Carrier not responsible for covering clean-up costs at a CERCLA site under Maryland law. Those costs were incurred to satisfy a regulatory requirement.


Background: On July 9, 1999, the U.S. Environmental Protection Agency ("EPA") expressed its intent to include Industrial Enterprises’ property and other neighboring properties near the Back River in Baltimore County, Maryland, in a Superfund Site designated for cleanup under the Comprehensive Environmental Response, Compensation, and Liability Act (“CERCLA”). The EPA cited the presence of hazardous substances on the Site. At the time of the EPA letter, Industrial Enterprises held a comprehensive general liability insurance policy (“CGL policy”) with Penn America Insurance Company. Industrial Enterprises forwarded the EPA letter to Penn America and requested that it provide a defense.

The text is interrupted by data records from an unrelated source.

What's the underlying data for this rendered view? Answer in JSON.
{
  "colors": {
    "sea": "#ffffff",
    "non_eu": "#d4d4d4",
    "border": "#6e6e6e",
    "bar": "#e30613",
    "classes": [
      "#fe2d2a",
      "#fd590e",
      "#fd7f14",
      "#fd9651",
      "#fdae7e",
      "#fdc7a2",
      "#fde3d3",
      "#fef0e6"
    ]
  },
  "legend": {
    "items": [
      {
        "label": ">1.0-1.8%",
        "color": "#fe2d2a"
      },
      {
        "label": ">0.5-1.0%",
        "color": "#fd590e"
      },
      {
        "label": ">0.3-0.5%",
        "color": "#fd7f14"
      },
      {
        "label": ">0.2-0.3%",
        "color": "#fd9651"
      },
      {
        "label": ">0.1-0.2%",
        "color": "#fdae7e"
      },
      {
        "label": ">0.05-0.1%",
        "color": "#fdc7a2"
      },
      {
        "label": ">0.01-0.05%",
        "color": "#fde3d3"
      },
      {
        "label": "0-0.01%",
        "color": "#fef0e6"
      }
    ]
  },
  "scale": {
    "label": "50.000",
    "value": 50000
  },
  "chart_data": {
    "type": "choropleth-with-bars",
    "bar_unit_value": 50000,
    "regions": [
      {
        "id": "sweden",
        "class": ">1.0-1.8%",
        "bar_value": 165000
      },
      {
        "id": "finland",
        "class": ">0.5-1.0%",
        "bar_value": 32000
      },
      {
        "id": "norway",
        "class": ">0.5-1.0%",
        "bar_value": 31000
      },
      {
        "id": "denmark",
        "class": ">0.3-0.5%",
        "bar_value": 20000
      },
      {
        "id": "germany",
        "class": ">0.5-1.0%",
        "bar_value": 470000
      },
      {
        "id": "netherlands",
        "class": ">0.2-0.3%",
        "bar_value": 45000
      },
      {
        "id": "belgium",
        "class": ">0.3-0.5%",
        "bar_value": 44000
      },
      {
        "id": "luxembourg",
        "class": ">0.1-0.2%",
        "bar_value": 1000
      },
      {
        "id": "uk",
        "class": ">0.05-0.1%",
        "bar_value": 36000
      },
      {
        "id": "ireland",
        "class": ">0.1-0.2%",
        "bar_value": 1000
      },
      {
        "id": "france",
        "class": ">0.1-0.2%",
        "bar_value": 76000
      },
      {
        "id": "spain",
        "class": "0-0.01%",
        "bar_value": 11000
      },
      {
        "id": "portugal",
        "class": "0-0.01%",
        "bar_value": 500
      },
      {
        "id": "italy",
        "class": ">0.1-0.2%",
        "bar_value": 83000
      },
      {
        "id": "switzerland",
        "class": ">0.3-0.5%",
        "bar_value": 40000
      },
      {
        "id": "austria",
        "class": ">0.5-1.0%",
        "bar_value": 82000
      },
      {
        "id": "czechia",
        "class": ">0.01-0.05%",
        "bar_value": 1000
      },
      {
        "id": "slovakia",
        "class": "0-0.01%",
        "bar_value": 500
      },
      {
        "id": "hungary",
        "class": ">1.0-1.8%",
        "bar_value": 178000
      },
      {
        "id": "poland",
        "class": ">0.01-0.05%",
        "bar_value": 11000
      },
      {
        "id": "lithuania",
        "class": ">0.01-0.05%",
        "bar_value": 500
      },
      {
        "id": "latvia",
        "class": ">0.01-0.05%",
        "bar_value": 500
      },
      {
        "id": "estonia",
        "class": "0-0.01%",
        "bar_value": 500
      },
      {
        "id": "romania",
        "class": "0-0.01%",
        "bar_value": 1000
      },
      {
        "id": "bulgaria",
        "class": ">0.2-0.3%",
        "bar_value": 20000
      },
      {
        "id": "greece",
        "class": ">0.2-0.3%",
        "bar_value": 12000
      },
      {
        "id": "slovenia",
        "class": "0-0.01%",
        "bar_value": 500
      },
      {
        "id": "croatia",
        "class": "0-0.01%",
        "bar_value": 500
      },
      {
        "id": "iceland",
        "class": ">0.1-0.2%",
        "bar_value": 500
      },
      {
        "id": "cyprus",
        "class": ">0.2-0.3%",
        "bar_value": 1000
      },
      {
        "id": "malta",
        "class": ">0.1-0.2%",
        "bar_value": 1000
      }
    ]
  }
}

The insurer denied coverage. Penn America countered that its CGL policy did not provide indemnity for costs incurred by Industrial Enterprises because: 1) such costs are not damages because of "property damage" of a third party, as required for coverage under the CGL policy, and (2) that the pollution exclusion applied because facts to support the exception to the exclusion – that any "release or escape" of the hazardous substances on Industrial Enterprises’ property be "sudden and accidental” – were not demonstrated.

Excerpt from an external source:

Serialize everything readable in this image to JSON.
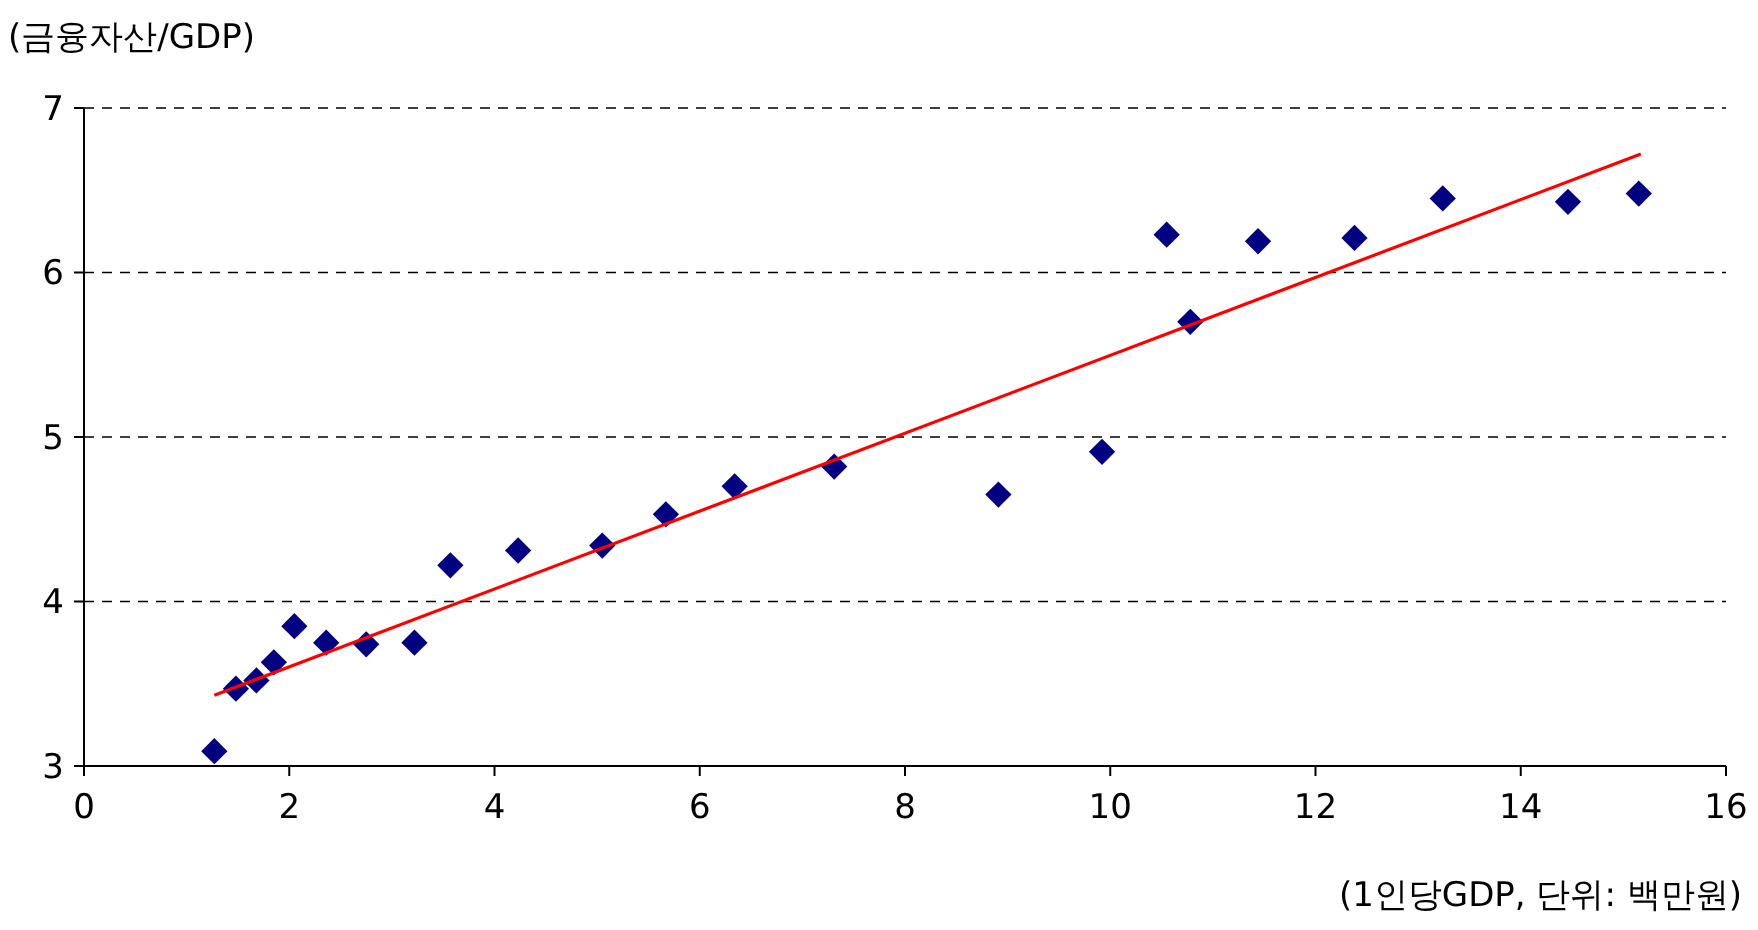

Industrial Enterprises commenced this action for a judgment declaring that Penn America was obligated to pay Industrial Enterprises the amount that it had incurred and reasonably would incur as defense costs in response to the demands made by the EPA.

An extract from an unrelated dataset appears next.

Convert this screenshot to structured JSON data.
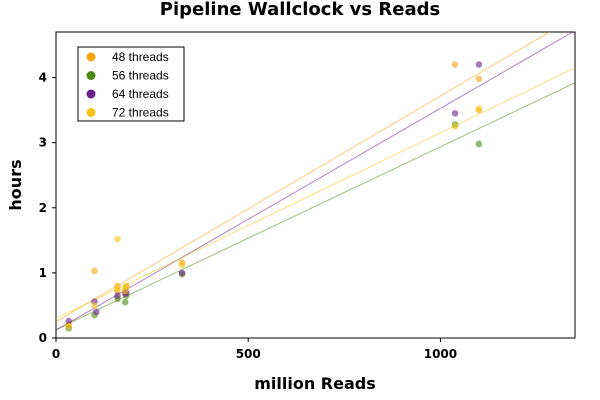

Issue: 1) Whether a standard CGL policy, which indemnifies the insured for "all sums which the insured shall become legally obligated to pay as damages because of ... property damage," covers the insured’s liability under the CERCLA for costs to remediate the presence of hazardous substances on the insured’s land.

Holding: On appeal, the Court of Appeals reversed the judgment of the lower court, concluding that a standard CGL policy does not cover the insured’s liability under the CERCLA. The Court based its decision on Bausch & Lomb, Inc. v. Utica Mutual Insurance Co., 625 A.2d 1021 (Md. 1993), where the Maryland Court of Appeals held that a similar CGL policy did not cover expenses incurred in response to the State’s regulatory order to remove soil containing hazardous chemicals. Therefore, the Court concluded that Industrial Enterprises’ liability under CERCLA was not liability for "property damage," but rather regulatory liability for response costs. Accordingly, the Court concluded that Penn America’s CGL policy did not cover Industrial Enterprises’ regulatory liability and, therefore, Penn America had no duty to provide Industrial Enterprises with a defense.